Sunday, March 20, 2011

Fido is not a dog

---- Grice could be contradictory sometimes. In discussing formality as an aspect of central meaning, he refers to conditions of truths. What are those conditions?

On p. 364 of WoW (Retrospective Epilogue on Central Meaning):

"the conditions in questions would of course have to be conditions of truth."

What conditions?

"Similar troubles might atttend a superficially
different presentation of the enterprise, according
to which what is being sought and, one hopes,
legtimately fixed by fiat would be

NOT conventional meanings

of certain expressions

['bachelor']

BUT a solid guarantee that,
in certain [truth-] conditions,
in calling something [a spade]
a so-and-so [a spade], one would NOT
be miscalling it a so-and-so [a spade]."


Yet, in Meaning Revisited, but also in "Actions and Events", he delighted his audience with a cheerful recollection of how things went in Oxford.
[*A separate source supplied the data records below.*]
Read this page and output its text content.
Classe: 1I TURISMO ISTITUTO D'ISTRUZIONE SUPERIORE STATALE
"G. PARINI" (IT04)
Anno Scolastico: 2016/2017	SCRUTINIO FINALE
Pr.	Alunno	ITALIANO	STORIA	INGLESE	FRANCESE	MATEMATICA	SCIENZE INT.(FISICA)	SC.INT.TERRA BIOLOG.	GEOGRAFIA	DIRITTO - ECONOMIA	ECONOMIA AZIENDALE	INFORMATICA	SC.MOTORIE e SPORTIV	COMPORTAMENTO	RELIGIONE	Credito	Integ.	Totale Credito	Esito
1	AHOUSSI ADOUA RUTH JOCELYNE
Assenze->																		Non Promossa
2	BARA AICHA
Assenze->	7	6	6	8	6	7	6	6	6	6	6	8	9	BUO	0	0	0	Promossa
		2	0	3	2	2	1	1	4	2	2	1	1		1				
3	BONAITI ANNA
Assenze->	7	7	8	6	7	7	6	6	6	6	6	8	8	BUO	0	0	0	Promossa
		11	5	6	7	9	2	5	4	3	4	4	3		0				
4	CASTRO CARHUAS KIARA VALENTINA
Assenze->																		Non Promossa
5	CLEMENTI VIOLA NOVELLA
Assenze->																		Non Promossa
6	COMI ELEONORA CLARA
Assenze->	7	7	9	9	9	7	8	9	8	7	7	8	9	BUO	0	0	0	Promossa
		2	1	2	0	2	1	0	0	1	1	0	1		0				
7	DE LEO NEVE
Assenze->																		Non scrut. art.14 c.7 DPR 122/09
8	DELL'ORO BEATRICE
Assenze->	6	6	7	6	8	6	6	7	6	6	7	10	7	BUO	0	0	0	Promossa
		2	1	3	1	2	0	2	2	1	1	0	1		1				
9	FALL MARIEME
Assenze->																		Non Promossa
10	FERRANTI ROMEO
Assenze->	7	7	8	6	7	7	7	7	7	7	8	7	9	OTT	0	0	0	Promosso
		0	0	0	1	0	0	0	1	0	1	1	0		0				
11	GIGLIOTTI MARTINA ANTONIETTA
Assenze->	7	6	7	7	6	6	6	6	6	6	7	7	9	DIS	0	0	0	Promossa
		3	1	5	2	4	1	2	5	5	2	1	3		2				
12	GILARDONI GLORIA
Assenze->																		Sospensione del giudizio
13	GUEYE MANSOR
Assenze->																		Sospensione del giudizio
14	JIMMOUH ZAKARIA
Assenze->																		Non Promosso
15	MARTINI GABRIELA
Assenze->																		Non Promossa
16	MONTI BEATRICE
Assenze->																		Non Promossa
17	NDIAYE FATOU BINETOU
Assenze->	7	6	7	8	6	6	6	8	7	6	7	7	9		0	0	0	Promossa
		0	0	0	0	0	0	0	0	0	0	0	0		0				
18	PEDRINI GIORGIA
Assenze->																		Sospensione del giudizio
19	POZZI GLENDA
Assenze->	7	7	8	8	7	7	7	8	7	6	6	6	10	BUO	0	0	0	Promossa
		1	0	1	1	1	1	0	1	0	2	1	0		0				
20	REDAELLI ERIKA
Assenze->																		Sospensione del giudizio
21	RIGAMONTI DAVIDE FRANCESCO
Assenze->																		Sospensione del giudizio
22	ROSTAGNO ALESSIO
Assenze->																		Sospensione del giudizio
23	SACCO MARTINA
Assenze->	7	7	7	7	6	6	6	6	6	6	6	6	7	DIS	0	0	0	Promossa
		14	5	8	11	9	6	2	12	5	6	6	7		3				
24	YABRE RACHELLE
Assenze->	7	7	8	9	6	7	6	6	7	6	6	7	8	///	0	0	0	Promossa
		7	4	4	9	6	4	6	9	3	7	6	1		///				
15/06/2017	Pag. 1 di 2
At this college, the newly elected provost had a dog. But no dogs were allowed in college. Grice found the way out typically Oxonian and a good illustration of what he called the primacy of 'deeming' -- when MISCALLING an x an y counts as calling an y an y -- as it were.

----

Instead of changing the college regulations, it was decided that the provost's dog was a _cat_.